Surveillance Strategies and Impact of Vancomycin-Resistant Enterococcal Colonization and Infection in Critically Ill Patients

Abstract
To determine the optimal site and frequency for vancomycin-resistant enterococci (VRE) surveillance to minimize the number of days of VRE colonization before identification and subsequent isolation. The increasing prevalence of VRE and the limited therapeutic options for its treatment demand early identification of colonization to prevent transmission. The authors conducted a 3-month prospective observational study in medical and surgical intensive care unit (ICU) patients with a stay of 3 days or more. Oropharyngeal and rectal swabs, tracheal and gastric aspirates, and urine specimens were cultured for VRE on admission to the ICU and twice weekly until discharge.

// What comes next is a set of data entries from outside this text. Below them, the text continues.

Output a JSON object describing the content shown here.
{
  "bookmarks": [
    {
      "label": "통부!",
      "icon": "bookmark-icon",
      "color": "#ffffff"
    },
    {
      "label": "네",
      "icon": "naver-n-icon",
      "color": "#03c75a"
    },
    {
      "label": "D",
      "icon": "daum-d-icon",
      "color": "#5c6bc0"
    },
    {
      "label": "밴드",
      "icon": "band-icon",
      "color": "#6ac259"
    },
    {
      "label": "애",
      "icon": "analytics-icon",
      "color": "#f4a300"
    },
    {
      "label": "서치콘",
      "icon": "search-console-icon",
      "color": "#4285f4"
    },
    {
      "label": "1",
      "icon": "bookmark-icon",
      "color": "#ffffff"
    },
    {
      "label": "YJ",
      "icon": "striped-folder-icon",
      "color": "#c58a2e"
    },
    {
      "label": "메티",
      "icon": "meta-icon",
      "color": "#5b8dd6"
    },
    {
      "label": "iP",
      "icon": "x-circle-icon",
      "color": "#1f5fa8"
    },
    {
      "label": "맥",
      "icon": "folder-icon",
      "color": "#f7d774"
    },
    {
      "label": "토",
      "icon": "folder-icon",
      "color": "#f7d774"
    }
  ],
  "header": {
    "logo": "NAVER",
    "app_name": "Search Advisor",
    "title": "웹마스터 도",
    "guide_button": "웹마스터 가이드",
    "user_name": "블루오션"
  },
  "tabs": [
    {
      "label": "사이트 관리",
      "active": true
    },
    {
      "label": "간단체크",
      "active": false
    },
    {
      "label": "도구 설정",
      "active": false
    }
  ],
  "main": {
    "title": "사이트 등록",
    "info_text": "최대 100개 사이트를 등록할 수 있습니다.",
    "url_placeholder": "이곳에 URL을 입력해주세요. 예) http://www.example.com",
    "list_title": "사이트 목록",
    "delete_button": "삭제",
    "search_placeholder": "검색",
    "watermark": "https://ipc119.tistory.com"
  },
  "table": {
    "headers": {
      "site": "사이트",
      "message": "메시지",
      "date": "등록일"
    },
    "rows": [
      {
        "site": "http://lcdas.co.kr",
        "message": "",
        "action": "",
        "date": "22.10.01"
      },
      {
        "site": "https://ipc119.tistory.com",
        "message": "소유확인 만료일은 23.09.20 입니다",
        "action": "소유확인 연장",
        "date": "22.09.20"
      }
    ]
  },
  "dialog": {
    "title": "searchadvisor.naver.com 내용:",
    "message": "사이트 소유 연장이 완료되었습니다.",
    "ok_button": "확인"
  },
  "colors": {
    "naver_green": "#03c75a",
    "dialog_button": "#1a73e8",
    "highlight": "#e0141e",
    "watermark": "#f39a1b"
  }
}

Of 117 evaluable patients, 23 (20%) were colonized by VRE. Twelve patients (10%) had VRE infection. Of nine patients who developed infections after ICU admission, eight were colonized before infection. The rectum was the first site of colonization in 92% of patients, and positive rectal cultures preceded 89% of infections acquired in the ICU. This was supported by strain delineations using pulsed-field gel electrophoresis. Twice-weekly rectal surveillance alone identified 93% of the maximal estimated VRE-related patient-days; weekly or admission-only surveillance was less effective. As a test for future VRE infection, rectal surveillance culture twice weekly had a negative predictive value of 99%, a positive predictive value of 44%, and a relative risk for infection of 34. Twice-weekly rectal VRE surveillance of critically ill patients is an effective strategy for early identification of colonized patients at increased risk for VRE transmission, infection, and death.